Y no sólo se lo decía, sino que le ayudaba a concretar este deber. Además de ponerle una buena cucharada de azúcar en el batido de chocolate de la mañana, y de untarle mermelada en el último trozo de pan, la mamá de Pomito, como reloj, ritualmente a las cinco y 10 de la tarde, hora del final de la merienda-guerra de sus cinco hijos, le entregaba en las manos, un caramelo. Pomito sabía que su merienda –más bien salada– terminaba con el toque dulce del clásico caramelo envuelto en ese celofán, tan ruidoso a la hora de desenvolverlo. Pomito no tenía problemas en consumirlo. De hecho, ya se había acostumbrado, era parte de su vida, y hasta había llegado a encontrarle cierto gustillo. En el fondo agradecía tan amorosa solicitud materna. Tan era así que un buen día en que su mamá se despistó –cosa rarísima– Pomito le recordó a las 5:11 que de algo se estaban olvidando. Aquella vez, su madre, abrazándolo, le dio un poderoso y sonoro beso y le dijo que como premio le daría doble caramelo. Pomito respondió que no era para tanto.

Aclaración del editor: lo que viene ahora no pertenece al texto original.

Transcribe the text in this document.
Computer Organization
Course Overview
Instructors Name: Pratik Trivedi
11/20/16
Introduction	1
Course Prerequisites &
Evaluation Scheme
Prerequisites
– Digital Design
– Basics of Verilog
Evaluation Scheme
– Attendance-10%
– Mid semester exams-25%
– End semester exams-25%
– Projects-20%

El pequeño también se entretenía en adivinar el color del caramelo de turno antes de abrirlo, pues aunque la envoltura era exactamente igual en todos los casos, una vez despojada, aparecía un caramelo azul, verde, rojo, amarillo, violeta o... El procedimiento de adivinación que usaba Pomito consistía en observar con detenimiento el caramelo a la luz de la bombilla del techo. Para mejorar todavía más sus predicciones, había convencido a su papá de que se pusiera una bombilla de 100 watts (40 más que la anterior).

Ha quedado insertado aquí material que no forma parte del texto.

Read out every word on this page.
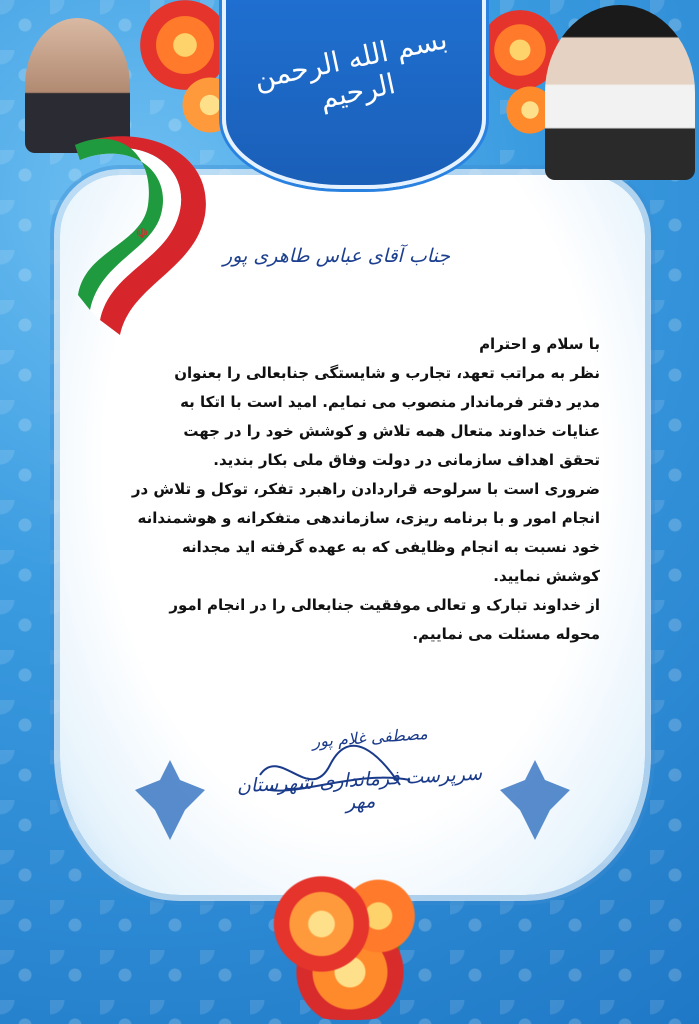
بسم الله الرحمن الرحیم
☫
جناب آقای عباس طاهری پور
با سلام و احترام
نظر به مراتب تعهد، تجارب و شایستگی جنابعالی را بعنوان
مدیر دفتر فرماندار منصوب می نمایم. امید است با اتکا به
عنایات خداوند متعال همه تلاش و کوشش خود را در جهت
تحقق اهداف سازمانی در دولت وفاق ملی بکار بندید.
ضروری است با سرلوحه قراردادن راهبرد تفکر، توکل و تلاش در
انجام امور و با برنامه ریزی، سازماندهی متفکرانه و هوشمندانه
خود نسبت به انجام وظایفی که به عهده گرفته اید مجدانه
کوشش نمایید.
از خداوند تبارک و تعالی موفقیت جنابعالی را در انجام امور
محوله مسئلت می نماییم.
مصطفی غلام پور
سرپرست فرمانداری شهرستان مهر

No obstante, aun con la mejora tecnológica, el sistema de Pomito no alcanzaba todavía la perfección, pues de cada siete predicciones, acertaba, en promedio, una. De todos modos no se daba por vencido y calculaba que cuando cumpliera los 15 años, el método estaría tan afinado que acertaría por lo menos seis de siete. A veces competía con su hermana mayor, quien sin ningún método ni sistema, solía acertar, en promedio, tres de siete. Él se imaginaba que su hermana, tan inteligente, debía dominar alguna táctica secreta, escrita en algún viejo y misterioso libro.

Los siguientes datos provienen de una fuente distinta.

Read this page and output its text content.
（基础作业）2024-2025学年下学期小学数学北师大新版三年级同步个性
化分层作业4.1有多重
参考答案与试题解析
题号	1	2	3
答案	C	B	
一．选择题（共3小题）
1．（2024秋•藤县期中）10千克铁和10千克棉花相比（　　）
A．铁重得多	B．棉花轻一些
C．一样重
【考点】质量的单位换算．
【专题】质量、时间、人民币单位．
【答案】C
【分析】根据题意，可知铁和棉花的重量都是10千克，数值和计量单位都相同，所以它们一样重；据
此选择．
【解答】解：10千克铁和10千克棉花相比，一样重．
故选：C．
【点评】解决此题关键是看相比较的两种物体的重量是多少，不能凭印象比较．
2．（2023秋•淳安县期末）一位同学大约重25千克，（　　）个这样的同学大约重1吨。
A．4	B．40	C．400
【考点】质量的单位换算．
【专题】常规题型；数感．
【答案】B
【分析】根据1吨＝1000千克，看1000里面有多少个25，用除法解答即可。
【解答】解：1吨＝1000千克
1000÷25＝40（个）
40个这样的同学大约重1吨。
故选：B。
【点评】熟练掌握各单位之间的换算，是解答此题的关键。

Cuando Pomito cumplió los 12 años, su mamá le dijo que a partir de ese día ella ya no le daría el caramelo, pues ya no hacía falta, porque se estaba haciendo mayor y convenía que él asumiera la responsabilidad. A Pomito le pareció muy buena idea, y desde entonces –también gracias al hábito que ya poseía– se encargó de suministrarse puntualmente el caramelo cotidiano.
Pero cuando Pomito tenía ya 13 años avanzados; es decir, aproximadamente un año y medio antes de cumplirse sus previsiones concernientes a la total precisión de su sistema predictivo, una buena tarde en la que observaba un caramelo más a la luz de la poderosa bombilla, se preguntó el porqué profundo de su dieta “caramélica”. Ciertamente Pomito recordaba los argumentos que su papá le había explicado más de alguna vez, sobre todo aquel de “Pomito, nuestro cuerpo necesita azúcares, si no se las damos, nos puede pasar lo mismo que a un coche que se queda sin gasolina a mitad de camino”, pero Pomito quiso ahondar en el asunto.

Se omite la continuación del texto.